La capitale Rabat a accueilli la clôture des travaux de la 15e session de la réunion de haut niveau entre le Maroc et la France, présidée par les chefs de gouvernement des deux pays. Cette rencontre, qui s’inscrit dans le cadre des Hautes Orientations Royales, a été marquée par la signature d’accords stratégiques reflétant l’esprit de la diplomatie marocaine fondée sur le principe du partenariat gagnant-gagnant. «Ces accords visent à anticiper les défis futurs, à relever les enjeux de la sécurité énergétique et alimentaire, à renforcer le système de défense, à accompagner les mutations mondiales accélérées et à concrétiser de grands projets de développement», résume le quotidien Al Akhbar dans son éditorial du week-end des 18 et 19 juillet.
À cette occasion, le Premier ministre français, Sébastien Lecornu, a réitéré le soutien ferme et irréversible de Paris à la marocanité du Sahara et au plan d’autonomie sous souveraineté marocaine. Il s’est également félicité de la coopération bilatérale dans les domaines des grands investissements, de l’emploi, du développement économique, de la productivité, de l’environnement, ainsi que de la lutte contre le terrorisme, le trafic de drogue et la traite des êtres humains.

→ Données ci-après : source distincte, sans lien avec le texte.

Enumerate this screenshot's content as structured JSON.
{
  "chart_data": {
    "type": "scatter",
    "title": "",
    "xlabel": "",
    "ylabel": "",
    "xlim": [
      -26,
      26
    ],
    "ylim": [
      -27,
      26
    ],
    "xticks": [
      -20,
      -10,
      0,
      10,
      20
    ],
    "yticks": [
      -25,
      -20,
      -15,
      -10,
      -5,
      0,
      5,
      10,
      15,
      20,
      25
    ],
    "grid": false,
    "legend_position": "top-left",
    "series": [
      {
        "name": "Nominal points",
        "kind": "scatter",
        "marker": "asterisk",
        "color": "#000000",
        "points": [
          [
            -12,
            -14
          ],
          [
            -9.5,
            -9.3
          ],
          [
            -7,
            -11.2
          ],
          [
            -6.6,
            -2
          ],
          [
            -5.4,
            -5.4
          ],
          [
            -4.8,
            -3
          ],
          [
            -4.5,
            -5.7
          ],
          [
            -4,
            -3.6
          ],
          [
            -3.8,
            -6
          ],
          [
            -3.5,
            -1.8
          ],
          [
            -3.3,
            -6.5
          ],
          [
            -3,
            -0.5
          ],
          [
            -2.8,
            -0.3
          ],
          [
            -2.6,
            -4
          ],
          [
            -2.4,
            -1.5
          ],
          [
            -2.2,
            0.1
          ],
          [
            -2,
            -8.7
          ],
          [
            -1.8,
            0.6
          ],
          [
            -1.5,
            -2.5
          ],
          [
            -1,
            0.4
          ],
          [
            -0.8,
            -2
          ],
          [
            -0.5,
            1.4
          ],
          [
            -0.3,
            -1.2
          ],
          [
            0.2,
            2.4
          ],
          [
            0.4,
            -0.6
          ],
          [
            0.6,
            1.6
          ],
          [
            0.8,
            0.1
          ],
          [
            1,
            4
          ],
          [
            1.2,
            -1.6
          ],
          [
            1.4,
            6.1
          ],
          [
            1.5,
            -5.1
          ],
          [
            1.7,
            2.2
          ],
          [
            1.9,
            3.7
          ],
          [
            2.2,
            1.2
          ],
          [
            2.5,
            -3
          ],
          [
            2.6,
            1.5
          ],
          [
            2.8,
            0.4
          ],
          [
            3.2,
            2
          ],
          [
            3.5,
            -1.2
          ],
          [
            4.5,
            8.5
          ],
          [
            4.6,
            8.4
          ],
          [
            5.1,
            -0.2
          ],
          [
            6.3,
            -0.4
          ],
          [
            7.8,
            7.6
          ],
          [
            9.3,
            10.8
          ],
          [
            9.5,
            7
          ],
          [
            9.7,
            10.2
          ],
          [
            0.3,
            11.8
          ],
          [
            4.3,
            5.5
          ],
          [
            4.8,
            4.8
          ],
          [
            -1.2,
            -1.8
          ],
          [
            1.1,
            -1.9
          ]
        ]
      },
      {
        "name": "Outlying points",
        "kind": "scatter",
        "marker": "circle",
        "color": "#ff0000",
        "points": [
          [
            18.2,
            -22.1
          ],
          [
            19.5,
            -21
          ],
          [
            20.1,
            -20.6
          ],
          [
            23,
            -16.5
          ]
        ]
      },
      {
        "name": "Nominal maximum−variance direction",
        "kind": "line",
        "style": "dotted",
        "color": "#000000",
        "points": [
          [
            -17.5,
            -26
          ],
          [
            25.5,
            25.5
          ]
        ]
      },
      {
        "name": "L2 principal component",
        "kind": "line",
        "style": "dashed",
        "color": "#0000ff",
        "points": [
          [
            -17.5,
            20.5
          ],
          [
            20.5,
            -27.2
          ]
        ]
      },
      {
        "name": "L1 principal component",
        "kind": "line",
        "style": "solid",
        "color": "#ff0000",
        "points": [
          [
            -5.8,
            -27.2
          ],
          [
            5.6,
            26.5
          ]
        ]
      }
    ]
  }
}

Ces efforts ont permis d’obtenir des résultats positifs sur le terrain, tout en consolidant les partenariats sécuritaires pour la période à venir.
De son côté, le Chef du gouvernement marocain, Aziz Akhannouch, a qualifié les travaux de cette session d’excellents, soulignant qu’ils progressent avec l’efficacité requise pour mettre en œuvre l’ensemble des points convenus lors de la visite historique du président français au Royaume. «Il a précisé que les institutions et les départements ministériels s’activent pour traduire la coopération franco-marocaine en projets concrets sur le terrain, afin de répondre aux ambitions de développement, d’accélérer le rythme du partenariat et de renforcer la coordination face aux différents défis, en s’appuyant sur les liens historiques et les intérêts stratégiques communs», souligne Al Akhbar.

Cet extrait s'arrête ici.